Jazz, film, and improvised culture.

Monday, October 19, 2015

Margaret Mead ’15: China Remix (short)

There is no pathway to citizenship in China, but there are plenty of immigrants. For instance, Guangzhou is now known as the center of China’s West African expat population. While many work as traders, shipping clothes and consumer electronics back to their clients for a small commission, some enterprising African hip hop musicians have found success catering to this growing market. Yet, despite their superior hipness, they face the same legal barriers. Melissa Lefkowitz & Dorian Carli-Jones follow three such performers as they go about their lives and business in China Remix (trailer here), which screens during the 2015 Margaret Mead Film Festival at the American Museum of Natural History.

Dibaocha, Flame Ramadan, and Ivan Manivoo have all found varying degrees of success in Guangzhou. The former two artists already have a number of releases to their credit. Dibaocha is particularly well-established, as both the godfather of the local hip hop scene and the father of two, with his Chinese wife, Cherrish (yes, with two r’s). Yet, Manivoo a student leader as well as a rapper and an all-purpose wheeler-dealer, probably has the brightest future. Yet, their music careers are all essentially off-the-books.

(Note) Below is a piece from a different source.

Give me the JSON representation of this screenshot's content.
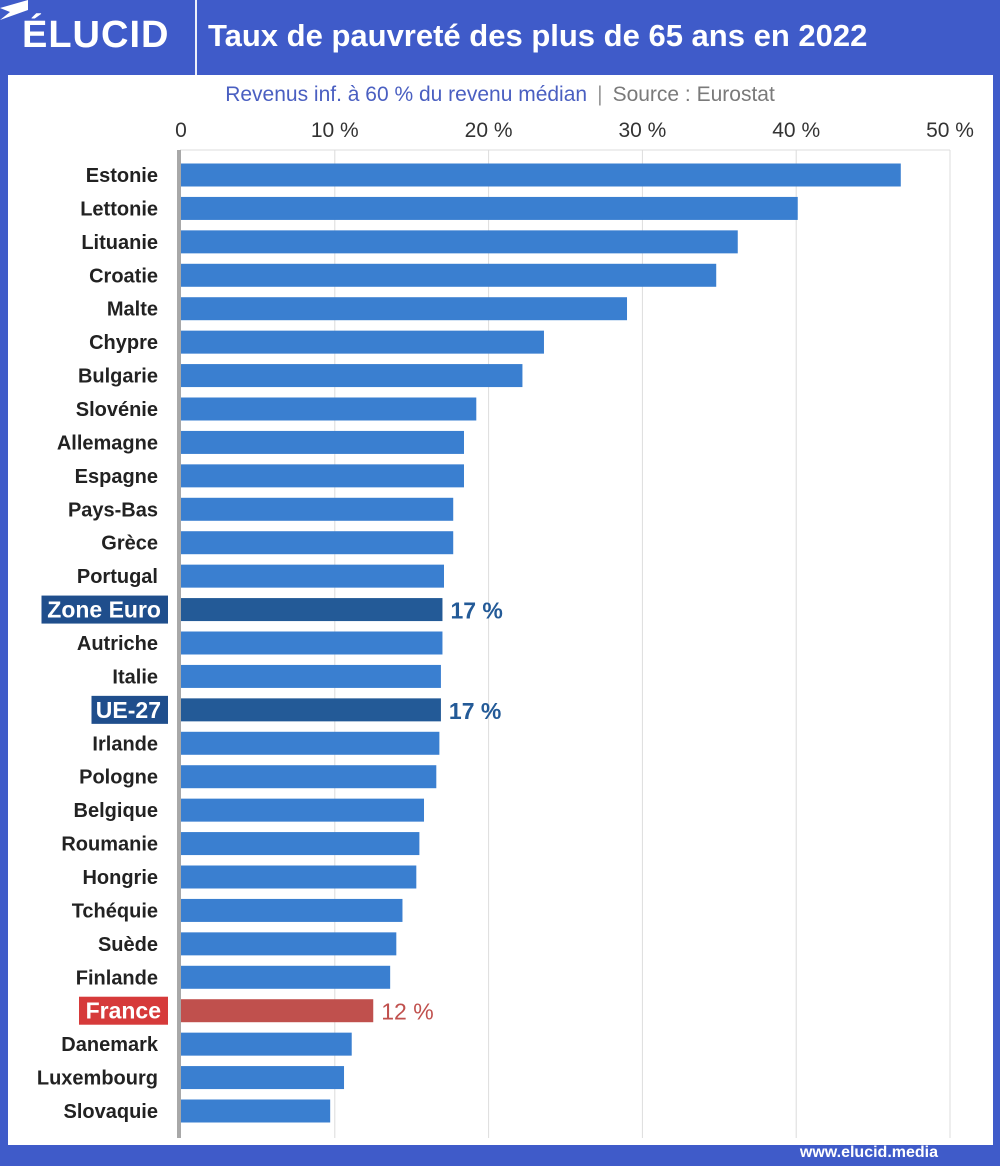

Clearly, Dibaocha has put down roots, but he still must go to great lengths to renew his visa. As a result, he is by far the most vocal in his criticism of Chinese immigration policies. Of course, anyone hoping the CP will loosen up is delusional, especially when their internal Hukou system of residency permits forbids native born rural Chinese from legally working in big cities.

Indeed, if one thing comes shining through China Remix with crystal clarity it is the spectacular class stratifications and disparities of contemporary China. If you doubt it, take a gander at the Victoria’s Secret fashion show produced to celebrate the opening of a luxury condo high-rise in Guangzhou. Manivoo certainly seems to enjoy the gig when hired to rap as the models strut down the runway, but it constitutes conspicuous commercialism, even by Manhattan standards.

Since it clocks in just under thirty minutes, China Remix can hardly be exhaustive, but it dives into its subjects’ world with both feet. We get a sense of the energy of the Guangzhou hip hop and African music scenes, as well as the attitudes of the immigrant community. Lefkowitz & Carli-Jones keep the pace brisk and give viewers a good taste of the music in question, which the performers would probably appreciate. Well worth seeing, China Remix screens this Friday (10/23) with Double Happiness, as part of this year’s Margaret Mead Film Festival.